Organic Sautéed Collard Greens

  • 2 1/2 pounds organic collard greens
  • 2 garlic cloves, I use elephant garlic for a strong garlic taste! 
  • 1 tablespoon organic, grass-fed butter
  • 1 tablespoon extra-virgin olive oil, I use one that is infused with orange!
  • 1 teaspoon fresh Meyer lemon juice, or to taste. I pick my lemons fresh off my tree!
  1. Remove and discard stems and center ribs of collard greens. Cut leaves into 1-inch pieces. In a kettle of boiling water cook collards 15 minutes and drain in a colander, pressing out excess liquid with back of a wooden spoon.
  2. Mince garlic. In a 12-inch heavy skillet heat butter and oil over moderately high heat until foam subsides and stir in garlic, collards, and salt and pepper to taste. Sauté collard mixture, stirring, until heated through, about 5 minutes.
  3. Drizzle collards with lemon juice and toss well.

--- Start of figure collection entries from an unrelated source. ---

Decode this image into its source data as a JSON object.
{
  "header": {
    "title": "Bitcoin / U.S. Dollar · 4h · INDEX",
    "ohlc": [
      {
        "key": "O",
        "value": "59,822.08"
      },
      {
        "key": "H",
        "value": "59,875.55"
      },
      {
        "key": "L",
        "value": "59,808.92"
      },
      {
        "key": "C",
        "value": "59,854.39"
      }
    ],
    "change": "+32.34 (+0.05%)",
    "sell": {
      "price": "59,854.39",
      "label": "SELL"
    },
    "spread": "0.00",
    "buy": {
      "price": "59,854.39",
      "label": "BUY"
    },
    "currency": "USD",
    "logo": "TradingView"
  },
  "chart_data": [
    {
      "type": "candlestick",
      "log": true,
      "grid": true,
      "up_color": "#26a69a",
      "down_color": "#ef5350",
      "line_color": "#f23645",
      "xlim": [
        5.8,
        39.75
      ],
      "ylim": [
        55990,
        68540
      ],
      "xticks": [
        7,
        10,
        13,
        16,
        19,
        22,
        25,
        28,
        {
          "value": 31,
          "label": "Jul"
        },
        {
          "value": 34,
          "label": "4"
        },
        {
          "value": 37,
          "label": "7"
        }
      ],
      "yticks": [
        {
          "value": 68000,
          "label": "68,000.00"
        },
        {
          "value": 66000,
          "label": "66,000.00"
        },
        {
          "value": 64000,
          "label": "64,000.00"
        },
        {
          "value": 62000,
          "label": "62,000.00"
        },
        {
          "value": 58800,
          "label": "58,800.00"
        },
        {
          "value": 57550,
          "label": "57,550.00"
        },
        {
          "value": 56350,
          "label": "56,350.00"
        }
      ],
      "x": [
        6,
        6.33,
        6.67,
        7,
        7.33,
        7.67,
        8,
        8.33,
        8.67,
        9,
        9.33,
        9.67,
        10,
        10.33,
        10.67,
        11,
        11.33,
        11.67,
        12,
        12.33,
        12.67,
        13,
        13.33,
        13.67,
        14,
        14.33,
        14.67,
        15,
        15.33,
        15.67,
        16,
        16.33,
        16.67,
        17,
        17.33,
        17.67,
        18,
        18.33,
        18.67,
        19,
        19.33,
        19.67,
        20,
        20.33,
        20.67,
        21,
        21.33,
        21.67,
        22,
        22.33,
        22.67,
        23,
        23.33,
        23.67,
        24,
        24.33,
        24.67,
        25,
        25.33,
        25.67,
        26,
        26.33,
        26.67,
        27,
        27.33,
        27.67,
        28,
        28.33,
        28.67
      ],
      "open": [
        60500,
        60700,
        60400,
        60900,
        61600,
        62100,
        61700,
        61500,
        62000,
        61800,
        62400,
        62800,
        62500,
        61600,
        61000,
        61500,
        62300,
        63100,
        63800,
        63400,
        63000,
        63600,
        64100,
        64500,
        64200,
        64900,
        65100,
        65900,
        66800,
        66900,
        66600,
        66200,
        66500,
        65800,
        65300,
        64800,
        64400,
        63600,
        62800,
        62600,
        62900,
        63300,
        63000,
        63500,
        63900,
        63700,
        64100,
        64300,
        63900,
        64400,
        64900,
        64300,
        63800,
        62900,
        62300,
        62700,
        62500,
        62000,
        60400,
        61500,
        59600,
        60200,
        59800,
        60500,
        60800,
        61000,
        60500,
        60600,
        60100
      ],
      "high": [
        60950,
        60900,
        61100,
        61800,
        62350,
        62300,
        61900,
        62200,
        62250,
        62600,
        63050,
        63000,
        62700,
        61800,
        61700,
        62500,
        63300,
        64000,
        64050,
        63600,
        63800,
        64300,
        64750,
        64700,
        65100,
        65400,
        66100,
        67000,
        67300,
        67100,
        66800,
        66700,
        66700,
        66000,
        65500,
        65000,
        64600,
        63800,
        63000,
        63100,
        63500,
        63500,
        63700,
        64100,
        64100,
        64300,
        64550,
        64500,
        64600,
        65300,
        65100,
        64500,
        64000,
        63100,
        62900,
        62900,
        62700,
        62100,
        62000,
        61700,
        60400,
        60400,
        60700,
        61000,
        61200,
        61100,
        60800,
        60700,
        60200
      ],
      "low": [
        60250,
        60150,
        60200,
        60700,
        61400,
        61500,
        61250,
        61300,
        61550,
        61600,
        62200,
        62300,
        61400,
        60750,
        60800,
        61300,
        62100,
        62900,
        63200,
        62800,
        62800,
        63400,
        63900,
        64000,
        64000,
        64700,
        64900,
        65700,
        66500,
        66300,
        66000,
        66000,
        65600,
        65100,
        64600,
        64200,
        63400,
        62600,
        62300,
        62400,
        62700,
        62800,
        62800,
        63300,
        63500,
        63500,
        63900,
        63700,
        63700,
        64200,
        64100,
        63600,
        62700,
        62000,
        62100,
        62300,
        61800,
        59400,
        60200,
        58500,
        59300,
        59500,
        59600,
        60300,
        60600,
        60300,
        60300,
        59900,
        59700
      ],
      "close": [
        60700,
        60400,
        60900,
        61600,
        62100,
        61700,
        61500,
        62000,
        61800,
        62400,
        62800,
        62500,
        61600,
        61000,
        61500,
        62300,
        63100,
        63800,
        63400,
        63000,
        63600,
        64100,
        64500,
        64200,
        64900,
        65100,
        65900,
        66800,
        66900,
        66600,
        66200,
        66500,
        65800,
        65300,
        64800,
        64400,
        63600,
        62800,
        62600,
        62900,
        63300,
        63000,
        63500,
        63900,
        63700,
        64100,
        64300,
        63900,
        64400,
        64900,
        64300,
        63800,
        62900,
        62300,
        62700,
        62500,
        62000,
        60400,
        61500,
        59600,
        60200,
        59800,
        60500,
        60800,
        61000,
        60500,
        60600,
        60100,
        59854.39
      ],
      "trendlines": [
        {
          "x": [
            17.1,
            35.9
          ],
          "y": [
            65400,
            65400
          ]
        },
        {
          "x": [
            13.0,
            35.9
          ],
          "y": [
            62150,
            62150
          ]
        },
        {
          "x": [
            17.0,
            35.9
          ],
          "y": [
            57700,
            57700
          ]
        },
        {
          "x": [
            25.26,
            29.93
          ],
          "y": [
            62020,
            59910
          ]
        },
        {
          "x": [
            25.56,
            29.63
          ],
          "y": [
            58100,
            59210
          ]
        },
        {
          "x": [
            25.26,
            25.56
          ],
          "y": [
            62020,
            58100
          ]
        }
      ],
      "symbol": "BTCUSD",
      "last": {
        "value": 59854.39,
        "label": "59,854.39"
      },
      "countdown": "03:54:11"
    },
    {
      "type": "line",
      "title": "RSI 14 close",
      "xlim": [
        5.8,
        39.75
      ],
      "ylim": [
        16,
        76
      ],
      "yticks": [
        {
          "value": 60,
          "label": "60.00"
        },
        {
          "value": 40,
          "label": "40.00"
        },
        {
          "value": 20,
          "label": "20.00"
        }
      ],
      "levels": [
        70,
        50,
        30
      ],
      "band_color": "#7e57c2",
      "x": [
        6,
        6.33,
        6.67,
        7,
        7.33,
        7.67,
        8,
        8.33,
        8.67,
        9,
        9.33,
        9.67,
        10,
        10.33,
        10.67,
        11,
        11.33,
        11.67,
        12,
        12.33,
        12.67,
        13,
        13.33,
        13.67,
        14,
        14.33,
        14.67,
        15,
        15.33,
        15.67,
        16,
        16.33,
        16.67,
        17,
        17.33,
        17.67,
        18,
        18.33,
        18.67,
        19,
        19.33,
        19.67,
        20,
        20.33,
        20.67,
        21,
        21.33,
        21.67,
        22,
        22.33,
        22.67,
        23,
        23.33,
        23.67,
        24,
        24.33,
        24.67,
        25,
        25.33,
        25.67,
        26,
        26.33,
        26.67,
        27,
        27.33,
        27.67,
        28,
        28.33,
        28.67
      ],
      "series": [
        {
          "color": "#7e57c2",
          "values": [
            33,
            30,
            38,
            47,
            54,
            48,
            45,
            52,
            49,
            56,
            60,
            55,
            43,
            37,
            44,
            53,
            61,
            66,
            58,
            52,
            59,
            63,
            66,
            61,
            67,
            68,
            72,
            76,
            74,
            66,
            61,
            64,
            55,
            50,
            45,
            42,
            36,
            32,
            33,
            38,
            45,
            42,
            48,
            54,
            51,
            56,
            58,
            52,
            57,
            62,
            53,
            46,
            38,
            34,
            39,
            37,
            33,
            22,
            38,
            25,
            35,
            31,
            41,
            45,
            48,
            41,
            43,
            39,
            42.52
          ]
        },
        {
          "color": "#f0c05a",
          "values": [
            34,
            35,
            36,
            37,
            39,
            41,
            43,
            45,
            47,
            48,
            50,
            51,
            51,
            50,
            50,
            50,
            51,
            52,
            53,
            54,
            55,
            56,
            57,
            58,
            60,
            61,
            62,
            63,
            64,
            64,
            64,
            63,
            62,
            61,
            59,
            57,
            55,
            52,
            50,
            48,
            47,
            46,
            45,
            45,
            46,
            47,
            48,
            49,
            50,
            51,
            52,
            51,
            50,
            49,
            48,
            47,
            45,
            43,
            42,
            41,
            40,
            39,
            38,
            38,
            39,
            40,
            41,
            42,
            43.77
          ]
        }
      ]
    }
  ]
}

Empty the Easter baskets. Clean out that pantry or junk food cabinet.  Calculate how much sugar you eat in a day and cut that in half.  Eat twice as many veggies as fruit, it is just that simple!  If you want to eat two heads of broccoli, go right ahead.  It will fill your belly and give you an amazing amount of nutrition rich and fiber dense food.

Keep up the great work!  And guess what? The baby ducks have hatched.  Jump day is near!!!!

Go ahead, make that One Degree of Change today!